In fact she finished so strongly, she almost stole the silver from Sheena Toster of the USA. Walker took gold with an Olympic record time of 52.64.

Christian Malcolm also went in the final of the 200m, but proved to be a bit-part player in a phenomenal race where 100m champion Usain Bolt added the 200m title, and the world record to his collection of Beijing treasure.

For Malcolm, running from lane three, there was nothing else he could do but execute an independent race, and he crossed the line in 20.40, more than a second behind Bolt, who took Michael Johnson’s world record of 19.32 down to 19.30.

“I didn’t see Bolt, I was just concentrating on Shawn Crawford,” said Malcolm. “But the way he ran 100m he was always going to be capable of the 200m world record. He beat me by over a second – I’ve never had that done.

“For me it’s a comeback but he’s at his peak, I’ve got to be happy with that.”

Earlier in the evening it had been disappointment, however – particularly for Mo Farah, who failed to progress beyond the first round of the 5000m.

Having had the benefit of seeing the time achieved by the first heat athletes, but with only the first four in each heat and the next three fastest to progress, and another heat to go, Farah knew he would have to run a sensible race aiming for automatic qualification.

The Newham and Essex clubman, who finished sixth in last year’s world championship 5000m final, sat at the back in the early stages.

But with no-one offering to pick up the pace the field dallied round the track at 8.40 3000m pace, and it soon became obvious only the top four would progress from this heat.

For Farah, jostled at the bell by Ethiopian Abreham Cherkos, the last lap burn-up was too much to compete with, and he slipped to sixth in 13.50.95, his Olympic journey coming to a premature end.

“The Olympics only come round once every four years and it’s a difficult one to take,” he said.

“You want to play most of your cards at the Olympics, and it didn’t happen here at all. On the last lap I fought to go after them, but couldn’t do anything.

“Everything I’ve trained for is this and not to get to the final is hard to take.”

Following Farah out of the Bird’s Nest Stadium was pole vaulter Steve Lewis, who in an attempt to secure a place in Friday’s final, entered the competition at 5.45m.
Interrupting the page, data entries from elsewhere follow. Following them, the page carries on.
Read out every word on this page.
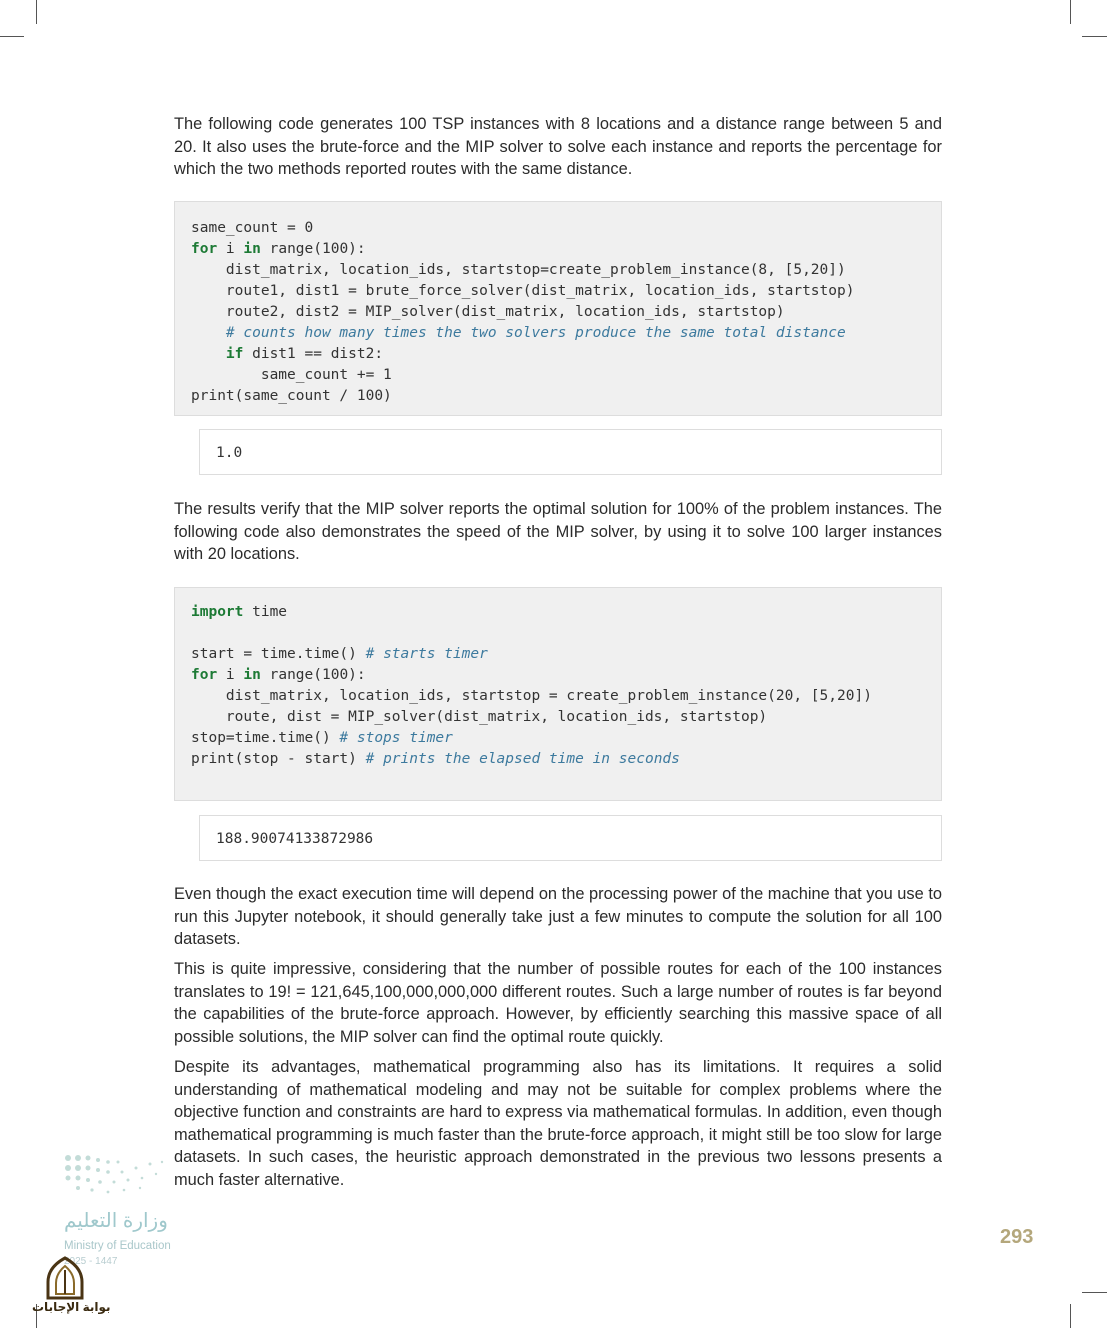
The following code generates 100 TSP instances with 8 locations and a distance range between 5 and 20. It also uses the brute-force and the MIP solver to solve each instance and reports the percentage for which the two methods reported routes with the same distance.

same_count = 0
for i in range(100):
dist_matrix, location_ids, startstop=create_problem_instance(8, [5,20])
route1, dist1 = brute_force_solver(dist_matrix, location_ids, startstop)
route2, dist2 = MIP_solver(dist_matrix, location_ids, startstop)
# counts how many times the two solvers produce the same total distance
if dist1 == dist2:
same_count += 1
print(same_count / 100)
1.0

The results verify that the MIP solver reports the optimal solution for 100% of the problem instances. The following code also demonstrates the speed of the MIP solver, by using it to solve 100 larger instances with 20 locations.

import time
start = time.time() # starts timer
for i in range(100):
dist_matrix, location_ids, startstop = create_problem_instance(20, [5,20])
route, dist = MIP_solver(dist_matrix, location_ids, startstop)
stop=time.time() # stops timer
print(stop - start) # prints the elapsed time in seconds
188.90074133872986

Even though the exact execution time will depend on the processing power of the machine that you use to run this Jupyter notebook, it should generally take just a few minutes to compute the solution for all 100 datasets.

This is quite impressive, considering that the number of possible routes for each of the 100 instances translates to 19! = 121,645,100,000,000,000 different routes. Such a large number of routes is far beyond the capabilities of the brute-force approach. However, by efficiently searching this massive space of all possible solutions, the MIP solver can find the optimal route quickly.

Despite its advantages, mathematical programming also has its limitations. It requires a solid understanding of mathematical modeling and may not be suitable for complex problems where the objective function and constraints are hard to express via mathematical formulas. In addition, even though mathematical programming is much faster than the brute-force approach, it might still be too slow for large datasets. In such cases, the heuristic approach demonstrated in the previous two lessons presents a much faster alternative.

وزارة التعليم
Ministry of Education
2025 - 1447
293
بوابة الإجابات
It was a brave tactic, but one that did not pay off, and the dejected youngster left his first Olympic Games registering no height for his efforts.

“I’m devastated it happened like that,” he said. “I had a smoking warm up, I jumped 5.50m. I’ve been entering the competition at 5.40 and 5.45 all season, and the plan was to come here and jump as I have done all year.

“I know I was capable of 5.75m tonight.”

Emily Freeman was up against the odds to make it through her semi-final of the 200m, but the Wakefield runner made sure she once again put in a strong performance to underline her progress this year.

With Allyson Felix, from the USA, and Jamaican Sherone Simpson driving on the pace to a 22.33 win for Felix, Freeman held form and finished seventh in 22.83.

Despite her position it was clear indication that Freeman had made a significant step in sprinting, dipping below 23 seconds once again with some ease.

“Hopefully next year I can get into more races like that,” she said in reference to her performance level. “The semi final fields were about equal, I had a good lane and a good draw. I can’t complain about it, I just didn’t run fast enough.”

Michael Rimmer had started the night positively for Team GB in his heat of the 800m, and despite suffering a bout of food poisoning in his pre-Olympic Games preparations, showed he had fully recovered and managed his tough heat well to proceed to the semi-final stage on Thursday night.

Rimmer took no chances, leading the group from the gun, and despite being overtaken at 600m, battled hard on the home straight to edge ahead of South Africa’s Mbulaeni Mulaudzi and take the win in 1.47.61.

“It didn’t feel bad, it just took me a long time to change gear and get my legs going,” said Rimmer.

“Once I got going I felt really good. I was confident of winning it, it was just a case of trying to keep my cool.”